Though self-conscious about dining alone in public, and armed with a book (a first edition, 1870, of Charles Dickens’s last, unfinished novel The Mystery of Edwin Drood, carefully wrapped in plastic), Tristram had little difficulty that evening: simply to enter the Fountain Room of the Hotel Moreau with its innumerable gilded mirrors and flickering candlelight and vases of fragrant waxy-white roses on the tables was to incur the respectful attention of the maitre d’, and the head waiter, and the wine steward, and a small platoon of waiters and busboys who were, throughout his two-hour meal, uniquely solicitous of him. (And were there not quizzical, admiring glances from other diners?—including elegantly dressed, bejeweled women?) Tristram had never been a person to fuss over food, and was as far from a gourmet diner as one might be; truly, he cared little what he ate, so long as it was nourishing and good. How odd then that, tonight, he ate and drank with a zestful appetite—appetizers of steak tartar and scallops seviche, an entree of lobster Newburgh, dishes he’d never before found remotely tempting—and an entire bottle of a tart, delicious 1963 French Chardonnay. And he forgot entirely about opening Edwin Drood.
And where in the past the protocol of tipping had always embarrassed him, suggesting as it does that one is superior to another, tonight Tristram had no scruples about tipping very generously indeed. “Thank you, Mr. M—Mr. Heade
,” the maitre d’ said, smiling and bowing as Tristram left. “Always a pleasure, sir!”
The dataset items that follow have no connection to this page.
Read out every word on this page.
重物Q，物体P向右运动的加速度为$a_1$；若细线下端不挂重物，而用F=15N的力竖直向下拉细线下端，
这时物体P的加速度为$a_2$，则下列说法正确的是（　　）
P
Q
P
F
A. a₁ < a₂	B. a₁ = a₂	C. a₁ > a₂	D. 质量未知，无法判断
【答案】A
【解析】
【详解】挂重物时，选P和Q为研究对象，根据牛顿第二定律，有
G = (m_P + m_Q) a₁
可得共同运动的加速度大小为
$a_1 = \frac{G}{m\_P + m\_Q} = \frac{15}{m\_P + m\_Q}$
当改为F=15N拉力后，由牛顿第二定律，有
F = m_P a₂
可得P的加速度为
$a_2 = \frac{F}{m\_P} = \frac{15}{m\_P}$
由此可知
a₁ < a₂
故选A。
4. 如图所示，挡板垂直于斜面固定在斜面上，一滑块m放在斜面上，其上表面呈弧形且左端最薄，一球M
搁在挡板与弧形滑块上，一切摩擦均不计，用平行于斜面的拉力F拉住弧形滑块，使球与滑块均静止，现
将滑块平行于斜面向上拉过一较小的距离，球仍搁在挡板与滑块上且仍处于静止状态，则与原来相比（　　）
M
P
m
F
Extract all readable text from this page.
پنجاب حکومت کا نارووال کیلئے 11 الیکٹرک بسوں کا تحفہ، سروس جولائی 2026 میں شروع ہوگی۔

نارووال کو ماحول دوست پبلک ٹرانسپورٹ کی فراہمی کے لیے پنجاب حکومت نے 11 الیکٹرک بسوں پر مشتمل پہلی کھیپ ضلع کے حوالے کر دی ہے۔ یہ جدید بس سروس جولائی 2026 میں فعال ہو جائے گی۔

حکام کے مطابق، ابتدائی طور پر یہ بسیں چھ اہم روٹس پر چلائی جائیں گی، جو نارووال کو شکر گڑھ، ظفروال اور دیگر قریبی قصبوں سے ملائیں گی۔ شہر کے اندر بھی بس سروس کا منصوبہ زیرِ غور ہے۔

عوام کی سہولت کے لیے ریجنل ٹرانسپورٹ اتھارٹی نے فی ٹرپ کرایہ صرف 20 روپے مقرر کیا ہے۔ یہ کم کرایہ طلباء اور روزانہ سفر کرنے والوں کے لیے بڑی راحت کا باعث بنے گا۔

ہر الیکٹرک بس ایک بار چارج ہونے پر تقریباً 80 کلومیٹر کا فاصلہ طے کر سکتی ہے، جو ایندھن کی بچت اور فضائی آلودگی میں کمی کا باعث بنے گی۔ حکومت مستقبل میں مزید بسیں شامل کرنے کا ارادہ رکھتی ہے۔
When, at midnight, Tristram returned to his luxurious suite, it was to discover to his surprise a bottle of chilled champagne awaiting him; a tall vase of those waxy-white roses; a sumptuous cornucopia of fruits, bonbons, chocolates, and several tiny bottles of brandy, with the accompanying handwritten card: Mr. Angus Markham—compliments of the house.
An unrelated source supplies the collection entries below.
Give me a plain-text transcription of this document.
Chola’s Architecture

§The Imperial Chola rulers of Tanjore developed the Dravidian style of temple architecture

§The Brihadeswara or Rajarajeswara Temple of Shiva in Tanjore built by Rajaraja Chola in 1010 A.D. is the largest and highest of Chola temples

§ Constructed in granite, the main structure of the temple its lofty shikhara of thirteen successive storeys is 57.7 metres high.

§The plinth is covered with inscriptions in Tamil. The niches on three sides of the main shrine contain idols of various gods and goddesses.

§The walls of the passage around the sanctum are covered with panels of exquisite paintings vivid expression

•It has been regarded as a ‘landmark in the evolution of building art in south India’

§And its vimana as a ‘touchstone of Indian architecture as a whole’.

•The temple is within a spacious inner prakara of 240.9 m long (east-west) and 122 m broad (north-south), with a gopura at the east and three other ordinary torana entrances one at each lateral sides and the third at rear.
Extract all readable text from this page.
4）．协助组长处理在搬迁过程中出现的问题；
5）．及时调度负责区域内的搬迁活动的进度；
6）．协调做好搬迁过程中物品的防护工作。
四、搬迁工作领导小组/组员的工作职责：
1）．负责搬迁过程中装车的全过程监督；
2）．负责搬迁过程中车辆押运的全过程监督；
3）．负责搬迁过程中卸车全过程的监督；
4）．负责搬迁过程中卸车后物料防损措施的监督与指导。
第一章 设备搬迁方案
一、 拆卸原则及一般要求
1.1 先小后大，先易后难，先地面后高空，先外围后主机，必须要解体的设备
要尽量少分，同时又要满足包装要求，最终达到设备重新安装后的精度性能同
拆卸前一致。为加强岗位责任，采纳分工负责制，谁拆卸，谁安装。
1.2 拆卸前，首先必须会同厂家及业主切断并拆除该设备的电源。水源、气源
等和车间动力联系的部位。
What to do?—telephone the front desk immediately, and demand to speak to the manager? Or wait until morning? Tristram absentmindedly chewed a bonbon or two, and uncorked a bottle of Benedictine brandy. Perhaps I am making too much of this, he thought. Perhaps “Mr. Angus Markham” would find it all amusing.
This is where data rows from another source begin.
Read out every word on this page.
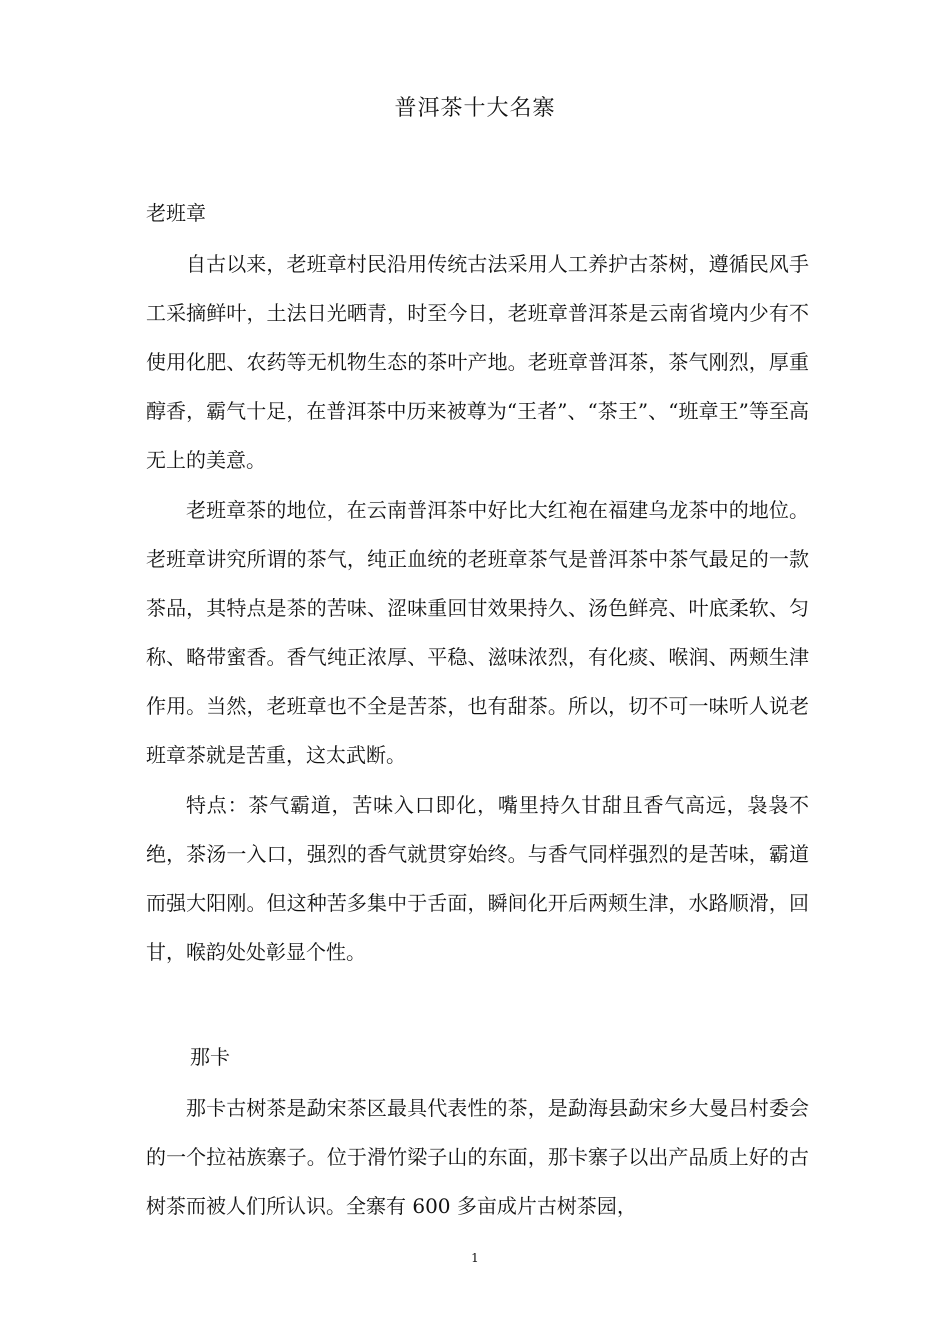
普洱茶十大名寨
老班章

自古以来，老班章村民沿用传统古法采用人工养护古茶树，遵循民风手工采摘鲜叶，土法日光晒青，时至今日，老班章普洱茶是云南省境内少有不使用化肥、农药等无机物生态的茶叶产地。老班章普洱茶，茶气刚烈，厚重醇香，霸气十足，在普洱茶中历来被尊为“王者”、“茶王”、“班章王”等至高无上的美意。

老班章茶的地位，在云南普洱茶中好比大红袍在福建乌龙茶中的地位。老班章讲究所谓的茶气，纯正血统的老班章茶气是普洱茶中茶气最足的一款茶品，其特点是茶的苦味、涩味重回甘效果持久、汤色鲜亮、叶底柔软、匀称、略带蜜香。香气纯正浓厚、平稳、滋味浓烈，有化痰、喉润、两颊生津作用。当然，老班章也不全是苦茶，也有甜茶。所以，切不可一味听人说老班章茶就是苦重，这太武断。

特点：茶气霸道，苦味入口即化，嘴里持久甘甜且香气高远，袅袅不绝，茶汤一入口，强烈的香气就贯穿始终。与香气同样强烈的是苦味，霸道而强大阳刚。但这种苦多集中于舌面，瞬间化开后两颊生津，水路顺滑，回甘，喉韵处处彰显个性。

那卡

那卡古树茶是勐宋茶区最具代表性的茶，是勐海县勐宋乡大曼吕村委会的一个拉祜族寨子。位于滑竹梁子山的东面，那卡寨子以出产品质上好的古树茶而被人们所认识。全寨有 600 多亩成片古树茶园，

1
So he went to bed, and slept well; far more soundly than he’d ever slept in the Hotel Sussex; not waking, to his shame, until nearly nine o’clock the next morning … a good two hours past his usual time for getting up. Yet he felt wonderfully rested; refreshed; with a good appetite for breakfast; and a sense of excited elation about the day to come. His eleven o’clock appointment with Mr. Lux was foremost in his mind: he had been anticipating their meeting for weeks. Mr. Lux was allowing Tristram to see, before any of his other customers, a rare quarto edition of …
Suddenly, while dressing, he discovered to his amazement an extra suitcase in his room; a handsome leather suitcase of about the size, and the quality, of his own, though it was much newer than his, and free of the various scuff-marks, scratches, and labels affixed to his own. Where had this come from? Had the taxi driver absentmindedly taken another man’s suitcase, at the station, and put it into his trunk?
He checked the closet, and discovered that someone had hung up a stranger’s clothes mixed with his own; it must have been the chambermaid, the evening before, while he’d been at dinner. There were several coats, shirts, pairs of impeccably creased trousers … even, arranged on the floor, several pairs of shoes of about the size, though not the style, of Tristram’s own shoes. “This is terrible,” Tristram said aloud, staring into the closet. He had, once,—had it been in Philadelphia, in fact? many years ago?—lost a suitcase of his own, and remembered how desperate he’d felt.